Massage in der Schwangerschaft

Eine Massage für Brust, Rücken, Schultern und Beine ist für jede Frau in der Schwangerschaft eine Wohltat. Die richtigen Massagegriffe zeigt euch meine Freundin und Physiotherapeutin Aneschka. Am besten schaut ihr euch das Video gemeinsam mit eurem Liebsten an. Nachmachen ist nämlich gar nicht so schwer.

Die Füße und den Lendenwirbelbereich lassen wir übrigens bewusst aus. Einige Wissenschaftler vertreten die Ansicht, dass eine Massage dieser Regionen in der Schwangerschaft gefährlich sein kann. Andere wiederum halten es für unbedenklich. Das mögliche Risiko muss jeder für sich selbst bewerten.

In der Schwangerschaft wird der Busen größer. Dadurch verlagert sich das Gewicht nach vorne. Weil die Muskeln in diesem Bereich verkürzen, nehmen die Frauen oft eine Schonhaltung ein. Auch ich erwische mich dabei, im Hohlkreuz zu laufen. Nach einem langen Tag wünsche ich mir oft, doch bloß gerade gelaufen zu sein. Dann hätte ich nicht solche Rückenschmerzen. Bei der Massagetechnik wird der Brustbereich direkt über dem Busen von der Mitte zu den Seiten richtig fest ausgestrichen. Durch den Druck werden die Muskeln gedehnt. Und das tut einfach nur richtig gut.

Durch die Schonhaltung verkürzen auch die Schulter-Nacken-Muskeln und sind häufig verspannt. Hier hilft, mit zwei Fingern tief entlang der Schulter-Nacken-Muskeln bis zu den Schultern zu streichen. Am besten mehrmals hintereinander. Fast jede Schwangere hat verschiedene Schmerzpunkte, zum Beispiel im Bereich des oberen Rückens.
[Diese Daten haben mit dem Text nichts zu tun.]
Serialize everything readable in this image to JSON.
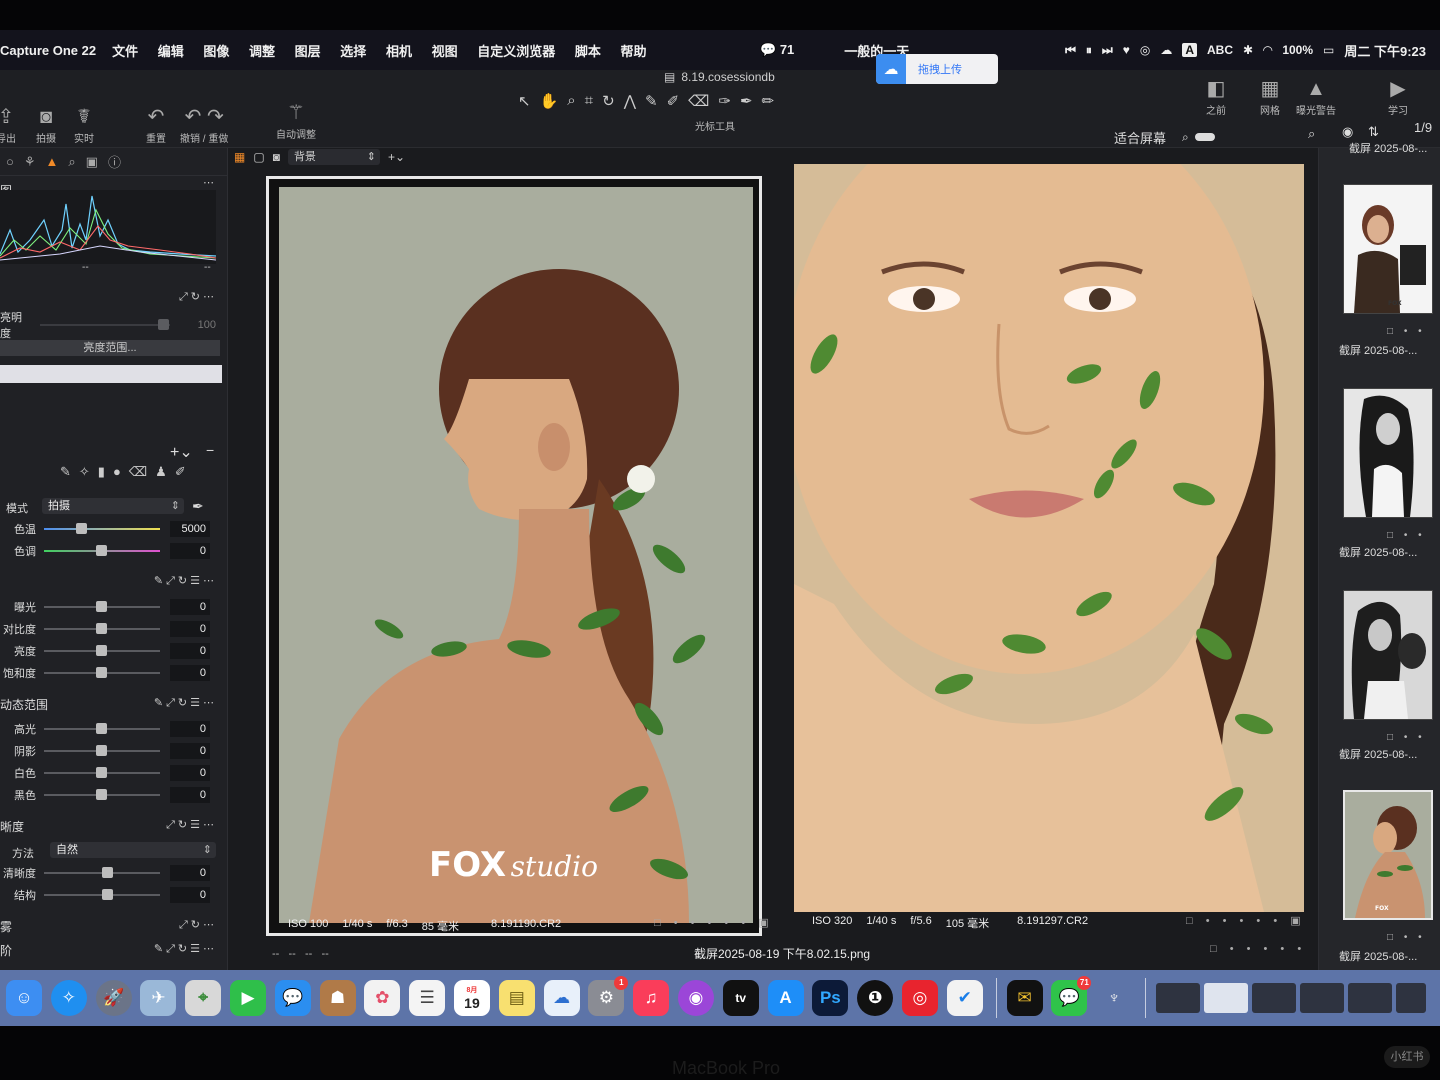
{
  "menubar": {
    "app_name": "Capture One 22",
    "menus": [
      "文件",
      "编辑",
      "图像",
      "调整",
      "图层",
      "选择",
      "相机",
      "视图",
      "自定义浏览器",
      "脚本",
      "帮助"
    ],
    "wechat_count": "71",
    "focus_mode": "一般的一天",
    "input_source": "ABC",
    "battery": "100%",
    "clock": "周二 下午9:23"
  },
  "upload_widget": {
    "label": "拖拽上传"
  },
  "toolbar": {
    "doc_title": "8.19.cosessiondb",
    "export_label": "导出",
    "capture_label": "拍摄",
    "live_label": "实时",
    "reset_label": "重置",
    "undo_redo_label": "撤销 / 重做",
    "auto_adjust_label": "自动调整",
    "cursor_tools_label": "光标工具",
    "before_label": "之前",
    "grid_label": "网格",
    "exposure_warning_label": "曝光警告",
    "learn_label": "学习",
    "fit_screen_label": "适合屏幕",
    "image_counter": "1/9"
  },
  "left_panel": {
    "histogram_title": "图",
    "histogram_left": "--",
    "histogram_right": "--",
    "brightness_label": "亮明度",
    "brightness_value": "100",
    "brightness_range_button": "亮度范围...",
    "white_balance": {
      "mode_label": "模式",
      "mode_value": "拍摄",
      "temp_label": "色温",
      "temp_value": "5000",
      "tint_label": "色调",
      "tint_value": "0"
    },
    "exposure": [
      {
        "label": "曝光",
        "value": "0"
      },
      {
        "label": "对比度",
        "value": "0"
      },
      {
        "label": "亮度",
        "value": "0"
      },
      {
        "label": "饱和度",
        "value": "0"
      }
    ],
    "hdr_title": "动态范围",
    "hdr": [
      {
        "label": "高光",
        "value": "0"
      },
      {
        "label": "阴影",
        "value": "0"
      },
      {
        "label": "白色",
        "value": "0"
      },
      {
        "label": "黑色",
        "value": "0"
      }
    ],
    "clarity_title": "晰度",
    "clarity_method_label": "方法",
    "clarity_method_value": "自然",
    "clarity": [
      {
        "label": "清晰度",
        "value": "0"
      },
      {
        "label": "结构",
        "value": "0"
      }
    ],
    "dehaze_title": "雾",
    "levels_title": "阶"
  },
  "viewer": {
    "background_select": "背景",
    "photo_left": {
      "iso": "ISO 100",
      "shutter": "1/40 s",
      "aperture": "f/6.3",
      "focal": "85 毫米",
      "filename": "8.191190.CR2",
      "watermark_bold": "FOX",
      "watermark_script": "studio"
    },
    "photo_right": {
      "iso": "ISO 320",
      "shutter": "1/40 s",
      "aperture": "f/5.6",
      "focal": "105 毫米",
      "filename": "8.191297.CR2"
    },
    "caption": "截屏2025-08-19 下午8.02.15.png",
    "footer_dashes": "--   --   --   --"
  },
  "filmstrip": {
    "top_label": "截屏 2025-08-...",
    "thumbs": [
      {
        "label": "截屏 2025-08-..."
      },
      {
        "label": "截屏 2025-08-..."
      },
      {
        "label": "截屏 2025-08-..."
      },
      {
        "label": "截屏 2025-08-..."
      }
    ]
  },
  "dock": {
    "calendar_month": "8月",
    "calendar_day": "19",
    "settings_badge": "1",
    "wechat_badge": "71",
    "ps_label": "Ps",
    "tv_label": "tv"
  },
  "bezel_label": "MacBook Pro",
  "watermark": "小红书",
  "colors": {
    "accent": "#f08a28",
    "dock": "#5d74a8",
    "panel": "#202125"
  }
}
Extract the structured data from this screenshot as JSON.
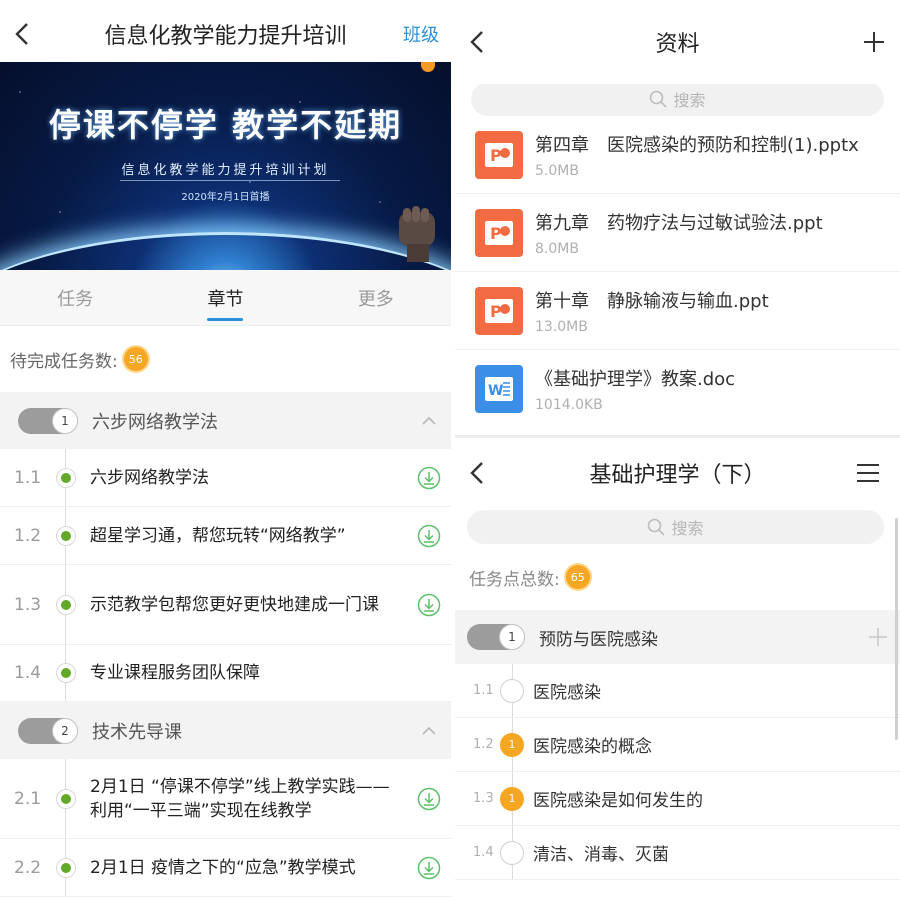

Durch tiefen Druck wird der Schmerz meist besser, weil das Gewebe gedehnt und besser durchblutet wird. Ich fühle mich direkt danach richtig frei. Diese Massagegriffe dürfen übrigens auch ein bisschen wehtun. Eure Partner sollten also keine Angst davor haben, irgendetwas "kaputt" zu machen.

Oft habe ich Probleme in der Brustwirbelsäule, in der Mitte des Rückens. Da knackt es bei mir auch immer ordentlich. Weil es in der Schwangerschaft schwierig ist, auf dem Bauch zu liegen, kann in der Rückenlage massiert werden. Dabei schiebt ihr die Fingerspitzen unter die Wirbelsäule und zieht ganz langsam entlang der Rippen nach außen. Die Schultern sollten dabei immer entspannt sein. Durch diesen Massagegriff entspannt sich der Brustkorb automatisch.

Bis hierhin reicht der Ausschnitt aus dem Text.